Vale dizer que tais aspectos da comodificação aqui apontados não são
exclusivos do CEFETMT. Certamente eles podem ser atestados em outras instituições
de ensino técnico. Na verdade, todas as mudanças implementadas no CEFETMT foram
motivadas por resoluções educacionais de alcance nacional. Destarte, seus efeitos
podem ser sentidos em outros CEFETs. Tais resoluções, por sua vez, estão
sincronizadas com o perfil de mercado de trabalho de um capitalismo global irrestrito.
Assim, diante de tantas coerções, qual o significado das incontáveis mudanças no
CEFETMT? Mudar significa não mudar, significa perpetuar os sentidos da ideologia
liberal, significa adequar-se à ordem econômica capitalista tal como se configura na
modernidade tardia. Mudar significa mudar para não mudar, para tudo ficar como está.

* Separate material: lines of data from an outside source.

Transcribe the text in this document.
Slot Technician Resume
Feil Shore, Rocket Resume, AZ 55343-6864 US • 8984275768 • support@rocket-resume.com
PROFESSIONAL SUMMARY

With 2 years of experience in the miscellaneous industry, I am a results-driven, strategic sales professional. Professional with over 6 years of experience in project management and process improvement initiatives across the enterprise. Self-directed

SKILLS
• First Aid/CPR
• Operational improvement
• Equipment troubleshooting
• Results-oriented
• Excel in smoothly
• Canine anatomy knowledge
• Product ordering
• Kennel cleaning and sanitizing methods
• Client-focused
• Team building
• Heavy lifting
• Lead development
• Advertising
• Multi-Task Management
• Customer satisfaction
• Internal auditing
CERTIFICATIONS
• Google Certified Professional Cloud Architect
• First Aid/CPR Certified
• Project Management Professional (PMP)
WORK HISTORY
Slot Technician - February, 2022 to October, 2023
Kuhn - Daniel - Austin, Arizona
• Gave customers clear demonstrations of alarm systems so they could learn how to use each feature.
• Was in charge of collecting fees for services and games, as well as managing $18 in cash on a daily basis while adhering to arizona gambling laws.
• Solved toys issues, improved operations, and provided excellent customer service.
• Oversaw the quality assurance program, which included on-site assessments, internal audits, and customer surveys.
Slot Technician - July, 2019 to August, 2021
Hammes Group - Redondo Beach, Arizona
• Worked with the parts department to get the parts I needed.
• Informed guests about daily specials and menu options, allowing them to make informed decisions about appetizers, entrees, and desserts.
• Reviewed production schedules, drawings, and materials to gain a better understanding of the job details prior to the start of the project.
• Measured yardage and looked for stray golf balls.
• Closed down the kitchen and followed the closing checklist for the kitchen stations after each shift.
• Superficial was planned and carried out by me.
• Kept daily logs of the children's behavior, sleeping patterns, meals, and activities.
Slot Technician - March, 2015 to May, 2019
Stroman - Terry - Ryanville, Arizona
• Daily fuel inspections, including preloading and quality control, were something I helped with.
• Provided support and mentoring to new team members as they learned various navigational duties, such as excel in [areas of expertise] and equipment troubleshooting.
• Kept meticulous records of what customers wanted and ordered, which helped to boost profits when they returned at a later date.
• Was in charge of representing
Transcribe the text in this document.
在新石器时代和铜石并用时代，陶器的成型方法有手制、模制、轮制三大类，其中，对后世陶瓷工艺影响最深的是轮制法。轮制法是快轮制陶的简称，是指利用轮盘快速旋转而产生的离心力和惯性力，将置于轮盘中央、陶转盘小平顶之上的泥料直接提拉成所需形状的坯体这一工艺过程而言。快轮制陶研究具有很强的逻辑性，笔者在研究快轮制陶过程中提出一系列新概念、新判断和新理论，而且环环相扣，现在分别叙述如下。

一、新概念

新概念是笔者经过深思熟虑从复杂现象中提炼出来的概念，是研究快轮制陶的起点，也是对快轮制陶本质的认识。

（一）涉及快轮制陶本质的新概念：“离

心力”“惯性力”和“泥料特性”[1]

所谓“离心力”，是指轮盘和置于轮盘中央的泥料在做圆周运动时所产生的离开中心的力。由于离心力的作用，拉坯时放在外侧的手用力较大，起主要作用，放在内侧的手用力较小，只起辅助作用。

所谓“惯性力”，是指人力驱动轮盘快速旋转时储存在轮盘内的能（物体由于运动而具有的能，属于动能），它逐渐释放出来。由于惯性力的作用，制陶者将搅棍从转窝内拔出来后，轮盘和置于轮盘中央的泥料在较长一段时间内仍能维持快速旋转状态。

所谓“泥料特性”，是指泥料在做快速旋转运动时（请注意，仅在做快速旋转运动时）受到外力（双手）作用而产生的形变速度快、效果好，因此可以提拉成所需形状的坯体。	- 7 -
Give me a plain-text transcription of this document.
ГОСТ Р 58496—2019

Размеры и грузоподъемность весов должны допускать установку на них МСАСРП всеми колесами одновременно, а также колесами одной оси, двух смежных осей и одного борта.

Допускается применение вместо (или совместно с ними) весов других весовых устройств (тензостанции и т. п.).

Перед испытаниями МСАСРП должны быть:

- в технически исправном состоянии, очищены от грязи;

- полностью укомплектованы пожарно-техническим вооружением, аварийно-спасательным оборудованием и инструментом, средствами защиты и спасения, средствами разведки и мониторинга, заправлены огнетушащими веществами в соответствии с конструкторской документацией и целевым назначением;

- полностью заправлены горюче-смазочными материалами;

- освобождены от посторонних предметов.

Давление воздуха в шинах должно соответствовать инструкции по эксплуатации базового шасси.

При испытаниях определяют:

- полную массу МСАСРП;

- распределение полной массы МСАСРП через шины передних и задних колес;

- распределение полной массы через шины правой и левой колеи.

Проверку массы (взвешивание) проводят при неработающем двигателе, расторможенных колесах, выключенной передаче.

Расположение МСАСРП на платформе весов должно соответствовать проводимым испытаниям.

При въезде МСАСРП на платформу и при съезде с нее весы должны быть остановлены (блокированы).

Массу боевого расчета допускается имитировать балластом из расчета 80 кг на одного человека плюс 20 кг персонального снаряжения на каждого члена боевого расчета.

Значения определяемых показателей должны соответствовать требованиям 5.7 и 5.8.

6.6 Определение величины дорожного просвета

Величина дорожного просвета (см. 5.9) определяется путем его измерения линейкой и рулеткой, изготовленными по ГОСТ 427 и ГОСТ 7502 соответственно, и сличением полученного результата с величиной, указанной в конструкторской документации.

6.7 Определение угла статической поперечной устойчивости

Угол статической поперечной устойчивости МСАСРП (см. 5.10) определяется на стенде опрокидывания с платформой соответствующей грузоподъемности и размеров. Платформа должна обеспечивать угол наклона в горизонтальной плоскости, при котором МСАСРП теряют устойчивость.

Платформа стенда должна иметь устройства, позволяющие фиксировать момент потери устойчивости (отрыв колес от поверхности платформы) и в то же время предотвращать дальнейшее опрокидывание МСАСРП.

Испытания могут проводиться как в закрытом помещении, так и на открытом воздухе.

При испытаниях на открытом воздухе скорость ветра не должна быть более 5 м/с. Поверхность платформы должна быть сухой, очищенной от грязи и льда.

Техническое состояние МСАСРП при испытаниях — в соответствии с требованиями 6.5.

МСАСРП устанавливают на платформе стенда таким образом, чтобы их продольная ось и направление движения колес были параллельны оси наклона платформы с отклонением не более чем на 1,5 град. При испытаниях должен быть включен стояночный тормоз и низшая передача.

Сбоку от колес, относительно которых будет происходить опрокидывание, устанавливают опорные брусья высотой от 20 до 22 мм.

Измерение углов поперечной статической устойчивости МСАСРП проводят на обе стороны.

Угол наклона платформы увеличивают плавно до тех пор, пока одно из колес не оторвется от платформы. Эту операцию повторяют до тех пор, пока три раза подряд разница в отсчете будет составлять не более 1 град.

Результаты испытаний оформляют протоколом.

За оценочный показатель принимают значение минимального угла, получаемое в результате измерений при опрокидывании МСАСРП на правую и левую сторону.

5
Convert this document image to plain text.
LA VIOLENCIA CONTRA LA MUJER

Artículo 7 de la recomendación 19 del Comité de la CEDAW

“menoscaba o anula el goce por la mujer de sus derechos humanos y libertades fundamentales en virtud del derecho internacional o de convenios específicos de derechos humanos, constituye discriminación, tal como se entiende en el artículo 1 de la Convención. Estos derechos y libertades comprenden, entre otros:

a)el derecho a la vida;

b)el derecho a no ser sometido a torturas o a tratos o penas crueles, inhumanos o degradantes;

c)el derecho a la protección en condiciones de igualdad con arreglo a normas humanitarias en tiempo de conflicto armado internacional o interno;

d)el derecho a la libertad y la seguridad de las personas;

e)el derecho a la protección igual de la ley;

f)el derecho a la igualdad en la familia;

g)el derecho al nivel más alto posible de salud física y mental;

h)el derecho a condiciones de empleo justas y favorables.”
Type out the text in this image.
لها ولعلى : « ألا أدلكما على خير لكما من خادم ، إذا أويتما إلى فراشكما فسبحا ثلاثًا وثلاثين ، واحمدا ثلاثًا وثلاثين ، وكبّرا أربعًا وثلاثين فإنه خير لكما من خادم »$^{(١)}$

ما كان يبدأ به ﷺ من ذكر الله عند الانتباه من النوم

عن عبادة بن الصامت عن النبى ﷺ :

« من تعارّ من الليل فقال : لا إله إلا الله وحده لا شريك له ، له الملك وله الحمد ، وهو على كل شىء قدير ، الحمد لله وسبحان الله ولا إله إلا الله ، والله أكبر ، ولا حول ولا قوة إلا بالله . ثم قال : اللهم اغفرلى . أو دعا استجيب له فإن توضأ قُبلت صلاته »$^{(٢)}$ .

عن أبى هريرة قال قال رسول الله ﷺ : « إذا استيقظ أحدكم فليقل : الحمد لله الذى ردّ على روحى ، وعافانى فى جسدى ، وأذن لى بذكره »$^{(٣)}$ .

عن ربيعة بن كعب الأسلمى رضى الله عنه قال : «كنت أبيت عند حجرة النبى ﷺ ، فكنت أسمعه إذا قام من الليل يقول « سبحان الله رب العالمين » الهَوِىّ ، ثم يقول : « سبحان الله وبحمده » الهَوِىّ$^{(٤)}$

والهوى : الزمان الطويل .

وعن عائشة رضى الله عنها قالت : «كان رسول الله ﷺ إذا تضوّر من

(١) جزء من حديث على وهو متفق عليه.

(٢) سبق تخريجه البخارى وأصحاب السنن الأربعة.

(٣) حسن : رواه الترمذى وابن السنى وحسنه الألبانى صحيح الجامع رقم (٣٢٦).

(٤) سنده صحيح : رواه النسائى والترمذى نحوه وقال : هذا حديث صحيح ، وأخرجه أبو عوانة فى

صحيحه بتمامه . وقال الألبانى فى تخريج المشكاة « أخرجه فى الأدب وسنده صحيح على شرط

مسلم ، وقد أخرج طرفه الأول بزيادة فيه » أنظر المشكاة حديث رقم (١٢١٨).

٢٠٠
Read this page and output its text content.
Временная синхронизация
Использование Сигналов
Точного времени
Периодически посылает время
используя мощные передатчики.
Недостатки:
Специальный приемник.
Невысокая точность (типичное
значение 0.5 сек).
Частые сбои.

Acredito que todos esses sentidos acerca do ensino de língua portuguesa no
CEFETMT vieram à tona porque examinei os textos sob a ótica da Análise do Discurso
Crítica que não se compraz em “descrever” os fenômenos de linguagem no melhor
espírito positivista das ciências exatas que a lingüística procurou imitar na primeira
metade do século XX, enquanto se constituía como ciência. Como assinala
Rajagopalan (2003: 124), para essa lingüística imanente positivista “interferir” no
fenômeno estudado a pretexto de recomendar certos comportamentos lingüísticos ou
181
de influenciar as tomadas de decisão na esfera do planejamento lingüístico é uma
atitude condenada e veementemente rechaçada. Contudo, nos últimos quarenta anos,
uma outra lingüística vem se engendrando, essa, cética de sua suposta “neutralidade”,
sabe que “fazer ciência também é uma prática social” (Rajagopalan, 2003: 128), que
pode reforçar certas ordens econômicas, sociais e políticas ou enfraquecê-las,
desestabilizá-las e até mudá-las. Não fossem as luzes da Análise de Discurso Crítica,
não teria vislumbrado que, sem quebrar a lógica dos nós humanistas-eles tecnicistas,
nossos diálogos não passarão de conversa de surdo. Estaremos fadados a
interincompreensão30, poderemos nos reformar ao infinito, mas não mudaremos nada
jamais.
30
O termo “interincompreensão” é usado aqui no sentido que Maingueneau (2005: 103) lhe confere. Segundo o autor, “cada discurso é delimitado por uma grade semântica que, em um mesmo movimento, funda o desentendimento recíproco. Cada discurso repousa, de fato, sobre um conjunto de semas repartidos em dois registros: de um lado, os semas “positivos”, reivindicados; de outro, os semas “negativos”, rejeitados. A cada posição discursiva se associa um dispositivo que a faz interpretar os enunciados de seu Outro traduzindo-os nas categorias do registro negativo de seu próprio sistema. A esse desentendimento recíproco Maingueneau atribui o nome de “interincompreensão”.